L'iniziativa è stata organizzata a pochi giorni dalla chiusura del dormitorio di emergenza nel quartiere della Clarina, dove erano ospitate una ventina di persone.

"Nel nostro territorio, una persona ci mette dai quattro ai sette mesi per vedere riconosciuta la propria richiesta di diritto alla protezione internazionale. In questo lasso di tempo si trova abbandonata in strada, nonostante la normativa preveda l'accesso al sistema di garanzia per i richiedenti asilo in dieci giorni.

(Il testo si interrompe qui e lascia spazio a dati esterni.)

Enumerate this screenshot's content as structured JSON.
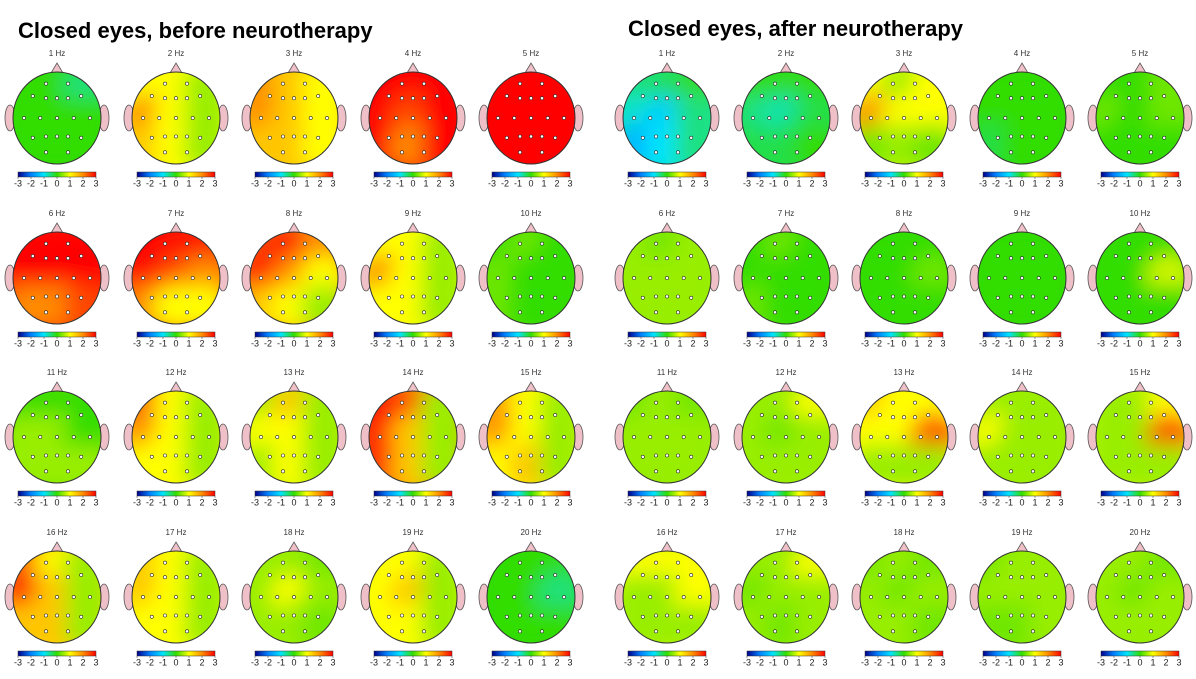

La Provincia nel tempo ha inoltre ridotto i posti letto per l'accoglienza a 700, quando, in base alle nostre stime, ce ne dovrebbero essere almeno 1.100", spiega il portavoce, Stefano Bleggi. Nei giorni scorsi il comitato ha contattato i consigli di zona per trovare una soluzione immediata, trovando la disponibilità di due sale nella circoscrizione di Mattarello.

"Ad oggi - afferma tuttavia Chiara Aliberti - l'amministrazione comunale non ci ha dato alcuna risposta. Sarebbe auspicabile che Trento, che si appresta a diventare capitale del volontariato, riuscisse a garantire una risposta ad una situazione di emergenza come questa".